Miami Accuses Banks of Reverse Redlining

     MIAMI (CN) - Miami sued Wells Fargo Bank and Citigroup, claiming their predatory lending, redlining and reverse redlining devastated minority neighborhoods with foreclosures.
     The City of Miami sued the two giant banks in separate, similar federal lawsuits. Citations in this article are from the 67-page complaint against Wells Fargo.
     The city claims Wells Fargo unjustly enriched itself by violating the Fair Housing Act.
     It claims the bank has targeted minorities since 2004 with predatory lending on mortgages.
     Miami's lawsuits continue a series of similar, reverse-redlining complaints from other cities.
     Rather than refusing to make loans in poor and minority neighborhoods - traditional redlining - reverse redliners target poor and minority areas for predatory loans.
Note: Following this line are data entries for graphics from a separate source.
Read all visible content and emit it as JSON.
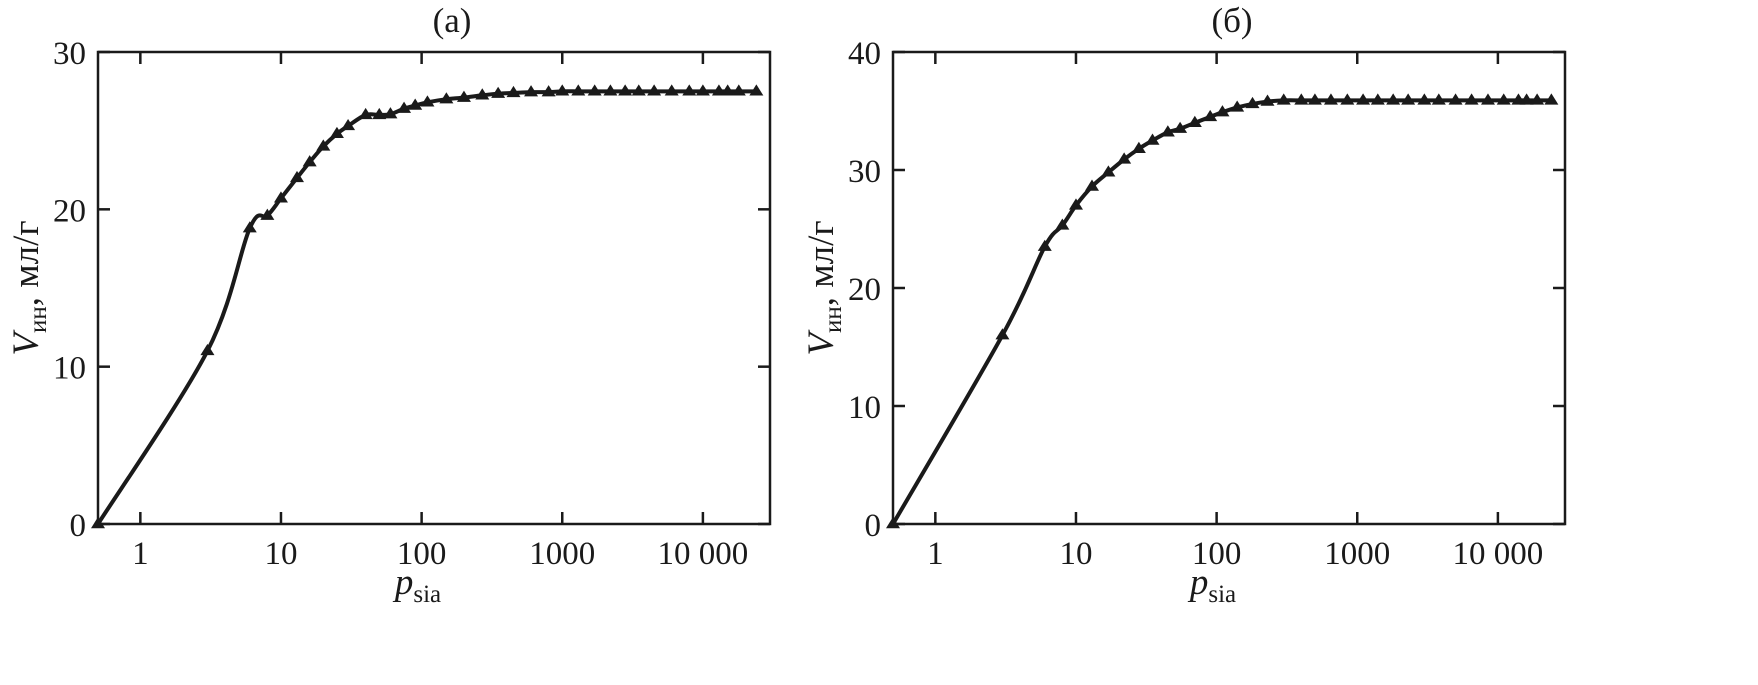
{
  "chart_data": [
    {
      "type": "line",
      "title": "(а)",
      "xlabel": "p",
      "xlabel_sub": "sia",
      "ylabel": "V",
      "ylabel_sub": "ин",
      "ylabel_unit": ", мл/г",
      "xscale": "log",
      "xlim": [
        0.5,
        30000
      ],
      "ylim": [
        0,
        30
      ],
      "grid": false,
      "xticks": [
        1,
        10,
        100,
        1000,
        10000
      ],
      "xtick_labels": [
        "1",
        "10",
        "100",
        "1000",
        "10 000"
      ],
      "yticks": [
        0,
        10,
        20,
        30
      ],
      "ytick_labels": [
        "0",
        "10",
        "20",
        "30"
      ],
      "marker": "triangle",
      "series": [
        {
          "x": [
            0.5,
            3,
            6,
            8,
            10,
            13,
            16,
            20,
            25,
            30,
            40,
            50,
            60,
            75,
            90,
            110,
            150,
            200,
            270,
            350,
            450,
            600,
            800,
            1000,
            1300,
            1700,
            2200,
            2800,
            3500,
            4500,
            6000,
            8000,
            10000,
            13000,
            15000,
            18000,
            24000
          ],
          "y": [
            0,
            11,
            18.8,
            19.6,
            20.7,
            22,
            23,
            24,
            24.8,
            25.3,
            26,
            26,
            26.05,
            26.4,
            26.6,
            26.8,
            27,
            27.1,
            27.25,
            27.35,
            27.4,
            27.45,
            27.45,
            27.5,
            27.5,
            27.5,
            27.5,
            27.5,
            27.5,
            27.5,
            27.5,
            27.5,
            27.5,
            27.5,
            27.5,
            27.5,
            27.5
          ]
        }
      ]
    },
    {
      "type": "line",
      "title": "(б)",
      "xlabel": "p",
      "xlabel_sub": "sia",
      "ylabel": "V",
      "ylabel_sub": "ин",
      "ylabel_unit": ", мл/г",
      "xscale": "log",
      "xlim": [
        0.5,
        30000
      ],
      "ylim": [
        0,
        40
      ],
      "grid": false,
      "xticks": [
        1,
        10,
        100,
        1000,
        10000
      ],
      "xtick_labels": [
        "1",
        "10",
        "100",
        "1000",
        "10 000"
      ],
      "yticks": [
        0,
        10,
        20,
        30,
        40
      ],
      "ytick_labels": [
        "0",
        "10",
        "20",
        "30",
        "40"
      ],
      "marker": "triangle",
      "series": [
        {
          "x": [
            0.5,
            3,
            6,
            8,
            10,
            13,
            17,
            22,
            28,
            35,
            45,
            55,
            70,
            90,
            110,
            140,
            180,
            230,
            300,
            400,
            500,
            650,
            850,
            1100,
            1400,
            1800,
            2300,
            3000,
            3800,
            5000,
            6500,
            8500,
            11000,
            14000,
            16000,
            19000,
            24000
          ],
          "y": [
            0,
            16,
            23.5,
            25.3,
            27,
            28.6,
            29.8,
            30.9,
            31.8,
            32.5,
            33.2,
            33.5,
            34,
            34.5,
            34.9,
            35.3,
            35.6,
            35.8,
            35.9,
            35.9,
            35.9,
            35.9,
            35.9,
            35.9,
            35.9,
            35.9,
            35.9,
            35.9,
            35.9,
            35.9,
            35.9,
            35.9,
            35.9,
            35.9,
            35.9,
            35.9,
            35.9
          ]
        }
      ]
    }
  ]
}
     "The pattern and practice of lending discrimination engaged in by Wells Fargo consists of traditional redlining and reverse redlining, both of which have been deemed to violate the FHA by federal courts throughout the country," the complaint states. "Wells Fargo engaged in redlining, and continues to engage in said conduct, by refusing to extend mortgage credit to minority borrowers in Miami on equal terms as to non-minority borrowers. Wells Fargo engaged in reverse redlining, and continues to engage in said conduct, by extending mortgage credit on predatory terms to minority borrowers in minority neighborhoods in Miami on the basis of the race or ethnicity of its residents."
     Miami claims Wells Fargo's redlining and reverse redlining caused "an excessive and disproportionately high number of foreclosures on the Wells Fargo Loans it has made in the minority neighborhoods of Miami."
     Miami seeks injunctive relief, and compensatory and punitive damages.
     Its lead counsel is Lance Harke, with Harke Clasby & Bushman.